<HTML>While I respect the pacifist recommendations of some posters here, I do believe a non-reaction to the terror this week would be counterproductive. Once more, I appeal to Bin Laden's 1998 interview with John Miller in support for this contention. Bin Laden states:
"After our victory in Afghanistan and the defeat of the oppressors who had killed millions of Muslims [i.e., the Soviets] the legend about the invincibility of the superpowers vanished. Our boys no longer viewed America as a superpower. So, when they left Afghanista and when they went to Somalia and prepared themselves carefully for a long war. They had thought that the Americans were like the Russians, so they trained and prepared. They were stunned when they discovered how low was the morale of the American soldier. America had entered with 30,000 soldiers in addition to thousands of soldiers from different countries in the world. ... As I said, our boys were shocked by the low morale of the American soldier and they realized that the American soldier was just a paper tiger. He was unable to endure the strikes that were dealt to his army, so he fled, and America had to stop all its bragging and all that noise it was making in the press after the Gulf War ..."
In other words, Bin Laden's mindset (no doubt shared by those whose worldview he represents) despises weakness and sees it as an incentive to further, greater action. Following Somalia were the major bombs in Riyadh and Tanzania, then the WTC and Pentagon. So whether you react with violence or do not react at all, his type will strike again.

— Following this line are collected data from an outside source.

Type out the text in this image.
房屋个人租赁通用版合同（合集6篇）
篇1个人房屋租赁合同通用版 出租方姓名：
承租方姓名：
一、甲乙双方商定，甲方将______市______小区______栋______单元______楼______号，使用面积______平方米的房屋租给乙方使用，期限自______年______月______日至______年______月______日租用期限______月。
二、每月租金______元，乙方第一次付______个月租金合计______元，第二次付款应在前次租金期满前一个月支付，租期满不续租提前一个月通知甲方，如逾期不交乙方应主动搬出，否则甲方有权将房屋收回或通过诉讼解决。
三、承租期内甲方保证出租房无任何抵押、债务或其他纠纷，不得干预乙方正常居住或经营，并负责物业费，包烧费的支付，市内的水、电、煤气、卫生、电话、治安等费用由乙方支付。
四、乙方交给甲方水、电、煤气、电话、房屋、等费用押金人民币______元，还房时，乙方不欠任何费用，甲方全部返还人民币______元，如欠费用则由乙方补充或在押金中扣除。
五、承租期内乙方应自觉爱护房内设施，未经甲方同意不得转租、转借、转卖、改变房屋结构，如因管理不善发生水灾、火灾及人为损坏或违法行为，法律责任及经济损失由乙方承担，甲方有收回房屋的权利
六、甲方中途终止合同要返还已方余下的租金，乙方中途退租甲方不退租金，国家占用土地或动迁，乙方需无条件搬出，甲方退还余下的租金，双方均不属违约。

One could indeed argue that non-reaction will absolutely guarantee more terrorist action, probably on an even more heinous scale than we've seen so far. That, at least, is the pattern so far. Strong reaction may, at least, knock out some of the terrorist cells currently capable of acting (and thus save lives) or, better still, cripple the network of cells altogether and undermine their bases of support.
Whatever the case, it really seems that action is called for, indeed demanded, by the very outlook of the enemy.